Collaboration and the future
Espenshade hopes that in not too many years their research will lead to clinical trials and eventually start making a big difference, not only in cancer treatment but also preventing conditions such as fatty liver disease that can accompany obesity, diabetes and cardiovascular disease.
Early in their careers, both Osborne and Espenshade worked in a laboratory at the University of Texas Southwest Medical Center under 1985 Nobel Prize winning researchers Michael Brown, M.D., and Joseph Goldstein, M.D., who continue to carry out ground-breaking research on the regulation of cholesterol metabolism.
They began working closely together when Osborne joined the Johns Hopkins faculty in 2018 and, in addition to publishing the current scientific paper, they jointly direct two research grants and one contract with a major pharmaceutical company.

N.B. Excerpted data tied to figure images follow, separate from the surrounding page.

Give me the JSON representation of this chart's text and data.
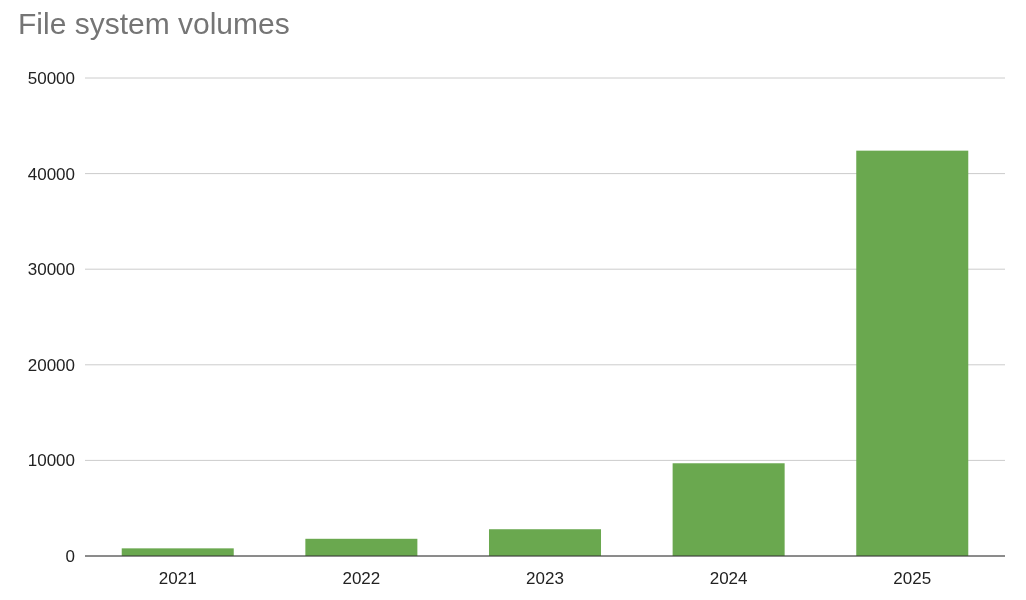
{
  "chart_data": {
    "type": "bar",
    "title": "File system volumes",
    "categories": [
      "2021",
      "2022",
      "2023",
      "2024",
      "2025"
    ],
    "values": [
      800,
      1800,
      2800,
      9700,
      42400
    ],
    "color": "#6aa84f",
    "ylim": [
      0,
      50000
    ],
    "yticks": [
      0,
      10000,
      20000,
      30000,
      40000,
      50000
    ],
    "grid": "y"
  }
}
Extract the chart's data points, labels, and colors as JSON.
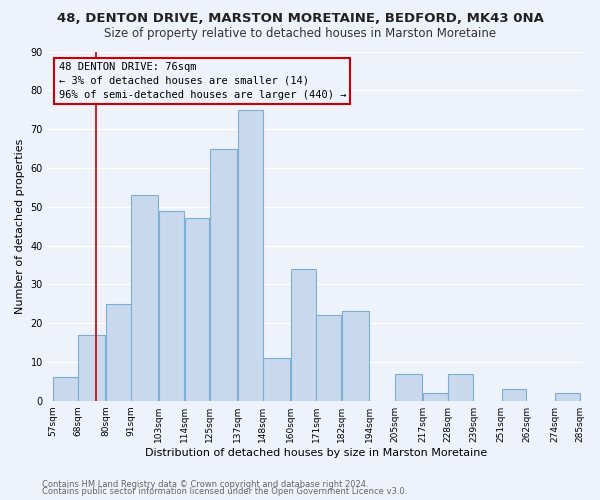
{
  "title": "48, DENTON DRIVE, MARSTON MORETAINE, BEDFORD, MK43 0NA",
  "subtitle": "Size of property relative to detached houses in Marston Moretaine",
  "xlabel": "Distribution of detached houses by size in Marston Moretaine",
  "ylabel": "Number of detached properties",
  "footer_line1": "Contains HM Land Registry data © Crown copyright and database right 2024.",
  "footer_line2": "Contains public sector information licensed under the Open Government Licence v3.0.",
  "bar_edges": [
    57,
    68,
    80,
    91,
    103,
    114,
    125,
    137,
    148,
    160,
    171,
    182,
    194,
    205,
    217,
    228,
    239,
    251,
    262,
    274,
    285
  ],
  "bar_heights": [
    6,
    17,
    25,
    53,
    49,
    47,
    65,
    75,
    11,
    34,
    22,
    23,
    0,
    7,
    2,
    7,
    0,
    3,
    0,
    2
  ],
  "tick_labels": [
    "57sqm",
    "68sqm",
    "80sqm",
    "91sqm",
    "103sqm",
    "114sqm",
    "125sqm",
    "137sqm",
    "148sqm",
    "160sqm",
    "171sqm",
    "182sqm",
    "194sqm",
    "205sqm",
    "217sqm",
    "228sqm",
    "239sqm",
    "251sqm",
    "262sqm",
    "274sqm",
    "285sqm"
  ],
  "bar_color": "#c8d8ed",
  "bar_edge_color": "#7bafd4",
  "vline_x": 76,
  "vline_color": "#cc0000",
  "annotation_text_line1": "48 DENTON DRIVE: 76sqm",
  "annotation_text_line2": "← 3% of detached houses are smaller (14)",
  "annotation_text_line3": "96% of semi-detached houses are larger (440) →",
  "ylim": [
    0,
    90
  ],
  "yticks": [
    0,
    10,
    20,
    30,
    40,
    50,
    60,
    70,
    80,
    90
  ],
  "bg_color": "#eef2fb",
  "plot_bg_color": "#eef2fb",
  "grid_color": "#ffffff",
  "title_fontsize": 9.5,
  "subtitle_fontsize": 8.5,
  "xlabel_fontsize": 8.0,
  "ylabel_fontsize": 8.0,
  "tick_fontsize": 6.5,
  "footer_fontsize": 6.0,
  "annot_fontsize": 7.5
}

Despite the distance between the campuses, researchers at Johns Hopkins All Children’s Hospital in St. Petersburg, and their colleagues on the Baltimore-based Johns Hopkins campuses have a close working relationship.
“We are part of the same faculty, and it is vitally important to our research and the success of the St. Petersburg campus that we have strong interactions,” Osborne says.
Osborne and Espenshade and their colleagues are continuing their work with the objective of further developing a drug that can deprive cancers the fats they hunger for. That reality may be several years away and there is more work to be done before this “bench science” knowledge can be translated to the “bedside.” But the future looks bright.